図3に表すように、フィルタは、第1吸収材22を含み、複数の香味料粒子又はチャンク50が第1吸収材22に埋め込まれている。
【0056】
図4は、一実施形態に従う喫煙物品10に関するフィルタ14の斜視図である。
図4に表すように、フィルタ14は、第1吸収材22と、第2吸収材24と、第3吸収材23と、第1吸収材22及び第2吸収材24の間の空洞(第1空洞)26と、第2吸収材24及び第3吸収材23の間の第2空洞27とを含む。第3吸収材23は、第1空洞26と第2空洞27との間に存在する。第1吸収部材22、第2吸収部材24及び第3吸収部材23、並びに第1空洞26及び第2空洞27は、その外表面周りを適切な通常のプラグラップの形態であるカバー30によって囲まれ得る。
【0057】
例示的実施形態によれば、第1空洞26及び第2空洞27を、1つ以上の香味料粒子50で少なくとも部分的に充填することができる。第1空洞26及び第2空洞27内の香味料粒子又はチャンク50を、同じ若しくは異なる香味料とすることができ、同じサイズ若しくは異なるサイズの香味料粒子とすることができ、及び/又はこれらの組み合わせとすることができる。
【0058】
例示的実施形態によれば、香味料粒子(又はチャンク)50のそれぞれは、紙巻タバコ10の喫煙中にタバコ煙の特性を変える固体材料、又は液体若しくは蒸気等の流体材料とすることができる、解放可能な添加剤を含む。
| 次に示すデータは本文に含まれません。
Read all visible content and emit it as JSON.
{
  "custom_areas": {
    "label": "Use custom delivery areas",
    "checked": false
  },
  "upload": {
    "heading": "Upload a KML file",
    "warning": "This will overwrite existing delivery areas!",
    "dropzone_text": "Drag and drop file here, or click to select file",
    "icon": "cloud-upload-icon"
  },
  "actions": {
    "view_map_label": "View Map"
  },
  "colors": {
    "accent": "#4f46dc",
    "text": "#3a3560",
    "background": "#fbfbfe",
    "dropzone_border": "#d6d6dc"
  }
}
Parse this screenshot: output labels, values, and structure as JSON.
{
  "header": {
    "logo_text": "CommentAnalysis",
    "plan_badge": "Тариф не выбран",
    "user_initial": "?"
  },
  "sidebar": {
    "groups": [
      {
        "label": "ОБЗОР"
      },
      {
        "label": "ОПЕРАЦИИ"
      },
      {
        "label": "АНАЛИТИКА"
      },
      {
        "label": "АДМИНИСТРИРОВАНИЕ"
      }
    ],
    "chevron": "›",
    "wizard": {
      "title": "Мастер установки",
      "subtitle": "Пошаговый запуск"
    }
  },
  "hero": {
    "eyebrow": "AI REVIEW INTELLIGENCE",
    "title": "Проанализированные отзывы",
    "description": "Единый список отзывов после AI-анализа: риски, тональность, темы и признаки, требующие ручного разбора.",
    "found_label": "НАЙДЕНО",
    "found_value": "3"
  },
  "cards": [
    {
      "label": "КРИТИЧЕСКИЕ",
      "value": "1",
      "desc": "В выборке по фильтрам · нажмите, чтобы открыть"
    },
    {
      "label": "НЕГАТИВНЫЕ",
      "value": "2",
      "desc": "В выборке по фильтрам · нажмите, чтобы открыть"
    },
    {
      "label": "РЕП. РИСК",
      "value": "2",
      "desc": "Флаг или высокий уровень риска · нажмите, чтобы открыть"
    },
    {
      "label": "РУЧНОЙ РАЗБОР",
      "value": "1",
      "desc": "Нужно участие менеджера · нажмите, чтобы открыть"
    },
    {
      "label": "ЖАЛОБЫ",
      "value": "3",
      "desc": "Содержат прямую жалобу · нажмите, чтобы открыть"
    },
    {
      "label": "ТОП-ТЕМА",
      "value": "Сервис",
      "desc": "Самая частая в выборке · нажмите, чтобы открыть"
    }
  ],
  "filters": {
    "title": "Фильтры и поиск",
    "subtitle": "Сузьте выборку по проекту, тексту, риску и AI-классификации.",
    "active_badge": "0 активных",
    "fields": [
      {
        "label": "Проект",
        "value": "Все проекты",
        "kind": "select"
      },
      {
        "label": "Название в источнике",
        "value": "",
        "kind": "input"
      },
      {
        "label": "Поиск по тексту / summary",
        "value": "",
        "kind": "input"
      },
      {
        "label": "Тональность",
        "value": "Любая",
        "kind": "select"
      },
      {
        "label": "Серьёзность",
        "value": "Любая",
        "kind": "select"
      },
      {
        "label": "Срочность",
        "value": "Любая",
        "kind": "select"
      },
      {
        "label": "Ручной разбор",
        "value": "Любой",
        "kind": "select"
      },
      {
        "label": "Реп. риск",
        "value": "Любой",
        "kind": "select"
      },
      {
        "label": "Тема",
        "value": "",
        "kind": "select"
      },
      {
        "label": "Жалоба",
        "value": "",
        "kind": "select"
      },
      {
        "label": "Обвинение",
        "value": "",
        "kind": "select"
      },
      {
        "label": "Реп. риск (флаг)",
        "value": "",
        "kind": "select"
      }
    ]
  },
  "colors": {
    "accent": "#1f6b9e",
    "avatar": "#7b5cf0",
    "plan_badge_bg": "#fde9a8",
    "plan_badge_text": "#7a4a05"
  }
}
例えば喫煙者が圧搾することによって香味料粒子又はチャンク50が機械的力を受けるときに、香味料粒子又はチャンク50は、添加材の少なくとも一部を解放する。
【0059】
図5は、例示的実施形態に従う喫煙物品10に関するフィルタ14の斜視図である。
図5に表すように、フィルタ14は、第1吸収材22と、第2吸収材24と、第1吸収材22及び第2吸収材24の間の空洞26とを含む。例示的実施形態によれば、空洞26は複数の香味料粒子(又はチャンク)50で充填される。
【0060】
図6は、例示的実施形態に従う香味料粒子の製造方法を示す。
図6に表されるように、本方法は、食品用蝋100及び香味料110を融解して融解蝋120とするステップを含む。その後、融解蝋120を凝固させ破砕して香味料粒子50にする。あるいは、例示的実施形態では、融解蝋120を噴霧冷却して固体香味料粒子50にすることができる。
【0061】
本開示では特定の実施形態に関して詳細に説明したが、当業者は添付の特許請求の範囲の範囲から逸脱すること無く、様々な変形及び変更を行うことができ、説明した実施形態の均等物を利用することができることが明らかである。